Spouses and unmarried dependents under the age of 21 may apply for something called a J2 visa. This visa is for those family members to join the employed J1 visa holder or enrolled student J1 visa holder in this country. The J1 visa categories of child care providers, youth counselors, high school exchange student ecetera do not allow for J2 dependent visas as they are only intended to be short term visas. The J1 visas, other than the short term ones just mentioned, can last anywhere from one year to five years.
In order to secure a J2 visa, you have to provide proof that the dependents you are petitioning to have join you in the United States of America are indeed your dependents. This is proof must show that you are the financial support for those people. That could be your spouse, any children (adopted or natural born), etc that derive their financial support from you, the J1 visa holder. This proof can be in the form of marriage licenses, birth certificates, adoption paperwork, etc.

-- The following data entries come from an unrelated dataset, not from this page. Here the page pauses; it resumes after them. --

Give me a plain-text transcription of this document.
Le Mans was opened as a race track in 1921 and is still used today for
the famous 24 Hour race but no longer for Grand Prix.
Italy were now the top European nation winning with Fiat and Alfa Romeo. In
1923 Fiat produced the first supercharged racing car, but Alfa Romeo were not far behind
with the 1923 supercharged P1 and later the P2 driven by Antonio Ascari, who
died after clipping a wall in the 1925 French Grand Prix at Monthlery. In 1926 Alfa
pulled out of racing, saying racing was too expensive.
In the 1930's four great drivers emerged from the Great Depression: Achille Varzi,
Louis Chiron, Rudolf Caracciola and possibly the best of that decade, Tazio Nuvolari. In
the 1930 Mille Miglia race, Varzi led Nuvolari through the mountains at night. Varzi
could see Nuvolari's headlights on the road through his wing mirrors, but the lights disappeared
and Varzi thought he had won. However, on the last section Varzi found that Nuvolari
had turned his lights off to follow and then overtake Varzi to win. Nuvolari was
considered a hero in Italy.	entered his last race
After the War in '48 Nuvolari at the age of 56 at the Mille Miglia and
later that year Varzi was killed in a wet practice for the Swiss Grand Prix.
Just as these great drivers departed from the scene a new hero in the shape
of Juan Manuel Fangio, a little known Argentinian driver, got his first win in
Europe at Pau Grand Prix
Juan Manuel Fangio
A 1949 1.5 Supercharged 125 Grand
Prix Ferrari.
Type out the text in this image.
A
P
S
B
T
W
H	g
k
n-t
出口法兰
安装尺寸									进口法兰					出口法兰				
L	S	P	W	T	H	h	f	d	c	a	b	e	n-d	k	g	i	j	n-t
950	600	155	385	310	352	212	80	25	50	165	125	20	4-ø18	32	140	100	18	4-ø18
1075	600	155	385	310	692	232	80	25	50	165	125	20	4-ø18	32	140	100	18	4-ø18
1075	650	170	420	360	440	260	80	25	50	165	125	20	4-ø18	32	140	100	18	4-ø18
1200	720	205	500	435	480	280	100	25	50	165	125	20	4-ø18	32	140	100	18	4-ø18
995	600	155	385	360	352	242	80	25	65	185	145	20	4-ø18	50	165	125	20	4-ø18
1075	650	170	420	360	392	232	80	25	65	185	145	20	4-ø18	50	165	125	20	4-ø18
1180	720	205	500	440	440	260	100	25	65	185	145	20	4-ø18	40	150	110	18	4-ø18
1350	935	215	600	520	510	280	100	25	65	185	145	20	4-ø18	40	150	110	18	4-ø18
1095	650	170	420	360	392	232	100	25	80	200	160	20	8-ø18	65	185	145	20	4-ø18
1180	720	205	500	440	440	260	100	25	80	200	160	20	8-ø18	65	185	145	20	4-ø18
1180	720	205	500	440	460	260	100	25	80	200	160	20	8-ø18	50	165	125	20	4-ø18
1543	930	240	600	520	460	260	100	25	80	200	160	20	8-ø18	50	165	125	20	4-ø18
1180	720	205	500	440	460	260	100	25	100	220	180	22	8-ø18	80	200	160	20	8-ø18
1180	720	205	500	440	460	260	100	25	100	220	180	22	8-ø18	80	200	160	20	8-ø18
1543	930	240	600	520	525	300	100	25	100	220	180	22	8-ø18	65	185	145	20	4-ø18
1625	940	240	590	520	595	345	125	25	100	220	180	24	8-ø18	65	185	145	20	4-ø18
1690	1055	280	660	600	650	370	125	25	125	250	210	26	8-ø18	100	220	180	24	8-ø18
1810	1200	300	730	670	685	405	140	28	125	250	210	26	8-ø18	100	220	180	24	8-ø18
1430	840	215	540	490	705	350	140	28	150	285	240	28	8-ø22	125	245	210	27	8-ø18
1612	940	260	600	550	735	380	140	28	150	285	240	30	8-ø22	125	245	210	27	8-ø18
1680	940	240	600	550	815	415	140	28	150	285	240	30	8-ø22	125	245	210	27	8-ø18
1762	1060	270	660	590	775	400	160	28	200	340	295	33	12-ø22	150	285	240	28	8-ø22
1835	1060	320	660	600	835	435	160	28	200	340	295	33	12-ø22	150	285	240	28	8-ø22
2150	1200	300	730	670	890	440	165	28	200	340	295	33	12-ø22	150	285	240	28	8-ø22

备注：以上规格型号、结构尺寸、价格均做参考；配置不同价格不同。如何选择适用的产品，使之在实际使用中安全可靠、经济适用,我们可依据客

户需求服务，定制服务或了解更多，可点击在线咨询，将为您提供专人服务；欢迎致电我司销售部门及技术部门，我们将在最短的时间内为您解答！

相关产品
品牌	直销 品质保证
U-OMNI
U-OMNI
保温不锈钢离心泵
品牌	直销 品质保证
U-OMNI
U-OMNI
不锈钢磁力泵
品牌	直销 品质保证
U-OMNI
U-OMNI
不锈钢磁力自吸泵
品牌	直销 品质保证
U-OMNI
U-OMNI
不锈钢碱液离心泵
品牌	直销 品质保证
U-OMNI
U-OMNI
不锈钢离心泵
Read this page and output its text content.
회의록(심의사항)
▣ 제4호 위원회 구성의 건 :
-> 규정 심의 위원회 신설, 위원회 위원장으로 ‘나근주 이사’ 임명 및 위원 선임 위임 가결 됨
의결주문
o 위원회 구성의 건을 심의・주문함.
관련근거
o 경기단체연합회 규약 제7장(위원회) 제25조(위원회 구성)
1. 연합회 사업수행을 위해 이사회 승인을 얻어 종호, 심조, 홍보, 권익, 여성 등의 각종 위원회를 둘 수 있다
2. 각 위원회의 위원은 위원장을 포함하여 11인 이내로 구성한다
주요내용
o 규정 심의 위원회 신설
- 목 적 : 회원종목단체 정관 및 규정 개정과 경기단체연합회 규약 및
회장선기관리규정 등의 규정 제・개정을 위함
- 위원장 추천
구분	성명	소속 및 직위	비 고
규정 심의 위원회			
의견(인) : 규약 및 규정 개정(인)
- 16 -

Maintaining phone records throughout this process is never a bad idea. The original J1 visa holder is required to have sponsor. That sponsor is usually an employer or an educational institution like a university. The phone records of who was talked to and when could be used in the process of securing a Certificate of Eligibility (form DS-2019). Records of all communications with the United States Department of State and Department of Homeland Security could be of service in expediting the matter. All calls should be documented by recording the day, time, location, and person (or persons) spoken to.